Wednesday, March 9, 2022

Executive Suite (Robert Wise, 1954)

 

Kicking off with the sudden death of a furniture company President, Robert Wise’s Executive Suite then follows the machinations to secure a majority of the seven board votes that will decide his successor. Five of the seven voters have a declared or potential interest in the position, with the main dynamic pitting an overriding focus on maintaining the bottom line against a more organic, forward-looking approach based on innovation and investment.
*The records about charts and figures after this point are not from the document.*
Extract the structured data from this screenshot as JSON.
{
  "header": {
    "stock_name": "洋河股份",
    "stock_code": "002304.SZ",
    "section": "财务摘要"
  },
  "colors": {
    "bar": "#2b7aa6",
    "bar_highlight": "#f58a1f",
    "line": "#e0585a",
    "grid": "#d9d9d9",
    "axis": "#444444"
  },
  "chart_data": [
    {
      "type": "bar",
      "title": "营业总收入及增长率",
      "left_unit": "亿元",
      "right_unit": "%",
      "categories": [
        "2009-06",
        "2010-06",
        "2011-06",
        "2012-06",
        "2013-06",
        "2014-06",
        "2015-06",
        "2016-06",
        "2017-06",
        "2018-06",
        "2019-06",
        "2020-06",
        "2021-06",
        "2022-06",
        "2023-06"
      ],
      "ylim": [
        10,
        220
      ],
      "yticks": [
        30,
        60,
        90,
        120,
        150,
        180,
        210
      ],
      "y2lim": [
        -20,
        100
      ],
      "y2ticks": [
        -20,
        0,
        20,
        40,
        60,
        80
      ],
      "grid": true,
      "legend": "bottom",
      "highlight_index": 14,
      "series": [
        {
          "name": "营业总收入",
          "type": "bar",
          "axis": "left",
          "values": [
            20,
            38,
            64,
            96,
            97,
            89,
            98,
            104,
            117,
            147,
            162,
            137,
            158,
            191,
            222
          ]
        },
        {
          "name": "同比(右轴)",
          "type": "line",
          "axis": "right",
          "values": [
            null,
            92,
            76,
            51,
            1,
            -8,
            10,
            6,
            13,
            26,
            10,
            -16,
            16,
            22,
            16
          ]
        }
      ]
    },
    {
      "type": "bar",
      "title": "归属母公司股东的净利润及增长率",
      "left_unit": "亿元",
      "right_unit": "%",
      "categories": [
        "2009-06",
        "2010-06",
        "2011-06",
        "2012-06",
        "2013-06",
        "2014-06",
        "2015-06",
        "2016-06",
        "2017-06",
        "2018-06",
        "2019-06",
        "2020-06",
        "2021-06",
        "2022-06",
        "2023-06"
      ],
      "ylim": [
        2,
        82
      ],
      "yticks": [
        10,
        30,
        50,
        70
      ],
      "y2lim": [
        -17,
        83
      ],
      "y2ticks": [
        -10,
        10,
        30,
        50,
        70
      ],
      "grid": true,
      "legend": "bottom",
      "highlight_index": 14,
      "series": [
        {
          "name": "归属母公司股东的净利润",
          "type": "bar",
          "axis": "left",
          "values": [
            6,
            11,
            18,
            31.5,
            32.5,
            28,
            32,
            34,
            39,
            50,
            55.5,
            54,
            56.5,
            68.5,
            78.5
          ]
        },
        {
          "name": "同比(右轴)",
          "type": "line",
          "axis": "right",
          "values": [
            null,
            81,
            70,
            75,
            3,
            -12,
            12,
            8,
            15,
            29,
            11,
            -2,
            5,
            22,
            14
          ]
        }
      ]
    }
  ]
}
No doubt a remake would feel compelled to focus on a more glamorous sector than the furniture industry (but then, Wise’s film derives from the heart of the materialist Eisenhower-era boom); such a remake would surely spend more time too on environmental sustainability, which no one thought they needed to worry about back in those fortunate days (for an interesting modern-day reference point, Danone kicked out its CEO in 2021 for allegedly focusing too much on an “activist agenda” versus the bottom line). Some aspects of the film remain interesting from a technical perspective: the one unscrupulous director (Louis Calhern) who sold the stock short to capitalize on an expected decline, and sees it going against him; the machinations of the vote itself. But it’s disappointing that in the end it comes down to typical movie speechifying by the youngest and most visionary of the group (William Holden), the opposition crumbling with improbable speed, and that other than a clunky initial sequence shot from the perspective of the doomed President, Wise never achieves anything very cinematically interesting. The cast also includes Fredric March as the very epitome of the blinkered numbers man (another character bitingly snipes at his "night school CPA") and Barbara Stanwyck, the only woman on the board, but only as a result of family inheritance rather than business acumen (a gender bias of its time, not yet fully rectified in our own).